Dictionary creation in Python - Time & Space Complexity
When we create a dictionary in Python, it is important to know how the time to build it grows as we add more items.
We want to understand how the work changes when the number of items increases.
Analyze the time complexity of the following code snippet.
my_dict = {}
for i in range(n):
my_dict[i] = i * 2
This code creates a dictionary by adding n key-value pairs, where each key is a number and the value is twice that number.
Identify the loops, recursion, array traversals that repeat.
- Primary operation: Adding one item to the dictionary inside the loop.
- How many times: This happens once for each number from 0 up to n-1, so n times.
As we increase n, the number of times we add items grows directly with n.
| Input Size (n) | Approx. Operations |
|---|---|
| 10 | 10 additions |
| 100 | 100 additions |
| 1000 | 1000 additions |
Pattern observation: The work grows in a straight line as n grows. Double n, double the work.
Time Complexity: O(n)
This means the time to create the dictionary grows directly with the number of items we add.
[X] Wrong: "Adding each item to a dictionary takes longer and longer as the dictionary grows."
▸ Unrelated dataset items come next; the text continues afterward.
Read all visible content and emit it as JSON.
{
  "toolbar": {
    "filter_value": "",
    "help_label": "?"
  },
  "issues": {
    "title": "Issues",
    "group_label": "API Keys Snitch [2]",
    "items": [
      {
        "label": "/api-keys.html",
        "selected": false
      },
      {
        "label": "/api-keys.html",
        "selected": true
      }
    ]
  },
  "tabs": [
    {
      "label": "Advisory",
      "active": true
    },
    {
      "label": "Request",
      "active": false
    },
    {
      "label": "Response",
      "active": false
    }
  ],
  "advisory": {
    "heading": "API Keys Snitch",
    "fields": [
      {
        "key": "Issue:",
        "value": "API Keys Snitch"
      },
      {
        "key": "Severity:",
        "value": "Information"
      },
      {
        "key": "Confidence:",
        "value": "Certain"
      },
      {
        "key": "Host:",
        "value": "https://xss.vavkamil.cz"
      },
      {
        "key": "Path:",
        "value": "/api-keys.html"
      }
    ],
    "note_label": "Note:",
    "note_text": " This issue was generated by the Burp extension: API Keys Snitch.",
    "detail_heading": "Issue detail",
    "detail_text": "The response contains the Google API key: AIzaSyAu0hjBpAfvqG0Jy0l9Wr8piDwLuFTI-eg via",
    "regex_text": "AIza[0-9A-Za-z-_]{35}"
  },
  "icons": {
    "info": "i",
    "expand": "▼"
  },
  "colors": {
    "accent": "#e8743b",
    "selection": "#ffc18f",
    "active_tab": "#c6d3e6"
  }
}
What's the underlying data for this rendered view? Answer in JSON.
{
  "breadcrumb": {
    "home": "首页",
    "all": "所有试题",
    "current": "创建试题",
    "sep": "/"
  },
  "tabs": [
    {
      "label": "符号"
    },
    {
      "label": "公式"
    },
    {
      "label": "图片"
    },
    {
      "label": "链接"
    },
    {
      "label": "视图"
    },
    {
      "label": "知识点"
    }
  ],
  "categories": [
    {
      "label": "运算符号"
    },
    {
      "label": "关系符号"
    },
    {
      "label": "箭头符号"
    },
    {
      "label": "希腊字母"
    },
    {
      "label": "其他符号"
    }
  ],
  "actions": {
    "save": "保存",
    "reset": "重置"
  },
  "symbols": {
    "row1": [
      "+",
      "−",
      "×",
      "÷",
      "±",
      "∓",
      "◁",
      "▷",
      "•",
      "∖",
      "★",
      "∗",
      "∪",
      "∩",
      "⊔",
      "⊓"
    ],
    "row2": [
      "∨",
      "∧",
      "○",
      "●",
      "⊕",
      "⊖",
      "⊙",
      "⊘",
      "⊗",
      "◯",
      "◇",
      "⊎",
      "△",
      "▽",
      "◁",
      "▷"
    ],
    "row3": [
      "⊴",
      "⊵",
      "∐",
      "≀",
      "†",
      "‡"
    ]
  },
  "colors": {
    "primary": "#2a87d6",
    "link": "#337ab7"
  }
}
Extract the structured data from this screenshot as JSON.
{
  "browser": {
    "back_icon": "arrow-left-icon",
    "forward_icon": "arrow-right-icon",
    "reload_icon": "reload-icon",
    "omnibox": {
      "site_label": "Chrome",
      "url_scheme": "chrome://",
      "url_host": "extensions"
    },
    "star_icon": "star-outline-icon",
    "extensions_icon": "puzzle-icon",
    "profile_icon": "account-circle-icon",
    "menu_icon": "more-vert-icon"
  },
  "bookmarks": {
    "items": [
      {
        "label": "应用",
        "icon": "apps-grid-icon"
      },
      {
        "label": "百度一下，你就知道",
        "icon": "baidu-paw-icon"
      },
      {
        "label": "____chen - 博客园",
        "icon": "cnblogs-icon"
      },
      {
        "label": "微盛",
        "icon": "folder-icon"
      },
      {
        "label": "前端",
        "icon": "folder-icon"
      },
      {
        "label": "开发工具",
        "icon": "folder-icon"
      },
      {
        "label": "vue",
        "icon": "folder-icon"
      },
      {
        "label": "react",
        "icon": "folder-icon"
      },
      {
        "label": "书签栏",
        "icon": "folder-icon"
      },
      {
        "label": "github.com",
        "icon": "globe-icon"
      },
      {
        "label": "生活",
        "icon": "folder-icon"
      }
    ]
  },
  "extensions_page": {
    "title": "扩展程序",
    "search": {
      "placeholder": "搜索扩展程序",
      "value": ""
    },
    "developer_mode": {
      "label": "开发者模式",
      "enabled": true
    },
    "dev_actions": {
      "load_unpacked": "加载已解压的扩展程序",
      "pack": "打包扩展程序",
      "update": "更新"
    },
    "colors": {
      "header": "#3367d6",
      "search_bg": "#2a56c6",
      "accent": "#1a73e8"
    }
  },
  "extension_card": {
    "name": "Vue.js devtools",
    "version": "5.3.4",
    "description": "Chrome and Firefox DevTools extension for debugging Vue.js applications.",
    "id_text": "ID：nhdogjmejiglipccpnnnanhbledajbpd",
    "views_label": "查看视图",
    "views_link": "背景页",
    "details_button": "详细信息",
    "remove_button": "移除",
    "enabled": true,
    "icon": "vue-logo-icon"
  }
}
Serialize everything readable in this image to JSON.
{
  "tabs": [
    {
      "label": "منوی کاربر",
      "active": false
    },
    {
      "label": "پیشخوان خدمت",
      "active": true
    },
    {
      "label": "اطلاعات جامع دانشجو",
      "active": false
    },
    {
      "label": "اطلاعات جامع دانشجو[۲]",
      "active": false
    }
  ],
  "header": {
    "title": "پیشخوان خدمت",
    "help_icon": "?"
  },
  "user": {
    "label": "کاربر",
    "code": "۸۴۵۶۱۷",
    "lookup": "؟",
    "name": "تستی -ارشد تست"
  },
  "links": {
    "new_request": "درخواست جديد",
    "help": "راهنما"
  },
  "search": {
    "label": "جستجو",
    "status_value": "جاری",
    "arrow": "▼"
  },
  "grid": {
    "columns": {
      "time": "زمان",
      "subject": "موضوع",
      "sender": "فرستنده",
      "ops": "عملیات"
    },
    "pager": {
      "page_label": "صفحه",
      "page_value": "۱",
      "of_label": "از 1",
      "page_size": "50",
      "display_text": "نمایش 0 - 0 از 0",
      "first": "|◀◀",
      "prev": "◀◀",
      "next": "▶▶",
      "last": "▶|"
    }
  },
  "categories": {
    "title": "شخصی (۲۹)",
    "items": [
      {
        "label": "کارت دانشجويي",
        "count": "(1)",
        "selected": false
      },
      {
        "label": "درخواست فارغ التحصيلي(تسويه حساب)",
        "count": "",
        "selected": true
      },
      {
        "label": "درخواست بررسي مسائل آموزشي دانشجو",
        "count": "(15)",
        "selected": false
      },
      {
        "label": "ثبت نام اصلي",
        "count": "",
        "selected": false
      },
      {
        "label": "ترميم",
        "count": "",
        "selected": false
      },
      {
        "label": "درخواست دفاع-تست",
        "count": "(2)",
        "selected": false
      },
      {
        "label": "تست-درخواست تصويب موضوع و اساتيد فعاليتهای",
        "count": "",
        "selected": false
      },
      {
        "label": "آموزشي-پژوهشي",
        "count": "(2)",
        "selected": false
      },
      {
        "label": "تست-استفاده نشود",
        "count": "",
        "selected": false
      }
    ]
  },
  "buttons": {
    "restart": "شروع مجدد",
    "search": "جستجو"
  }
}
[OK] Correct: Python dictionaries are designed to add items quickly, so each addition takes about the same time regardless of size.
Understanding how dictionary creation scales helps you explain how data structures behave in real programs, a useful skill in many coding discussions.
"What if we used a list of tuples and converted it to a dictionary all at once? How would the time complexity change?"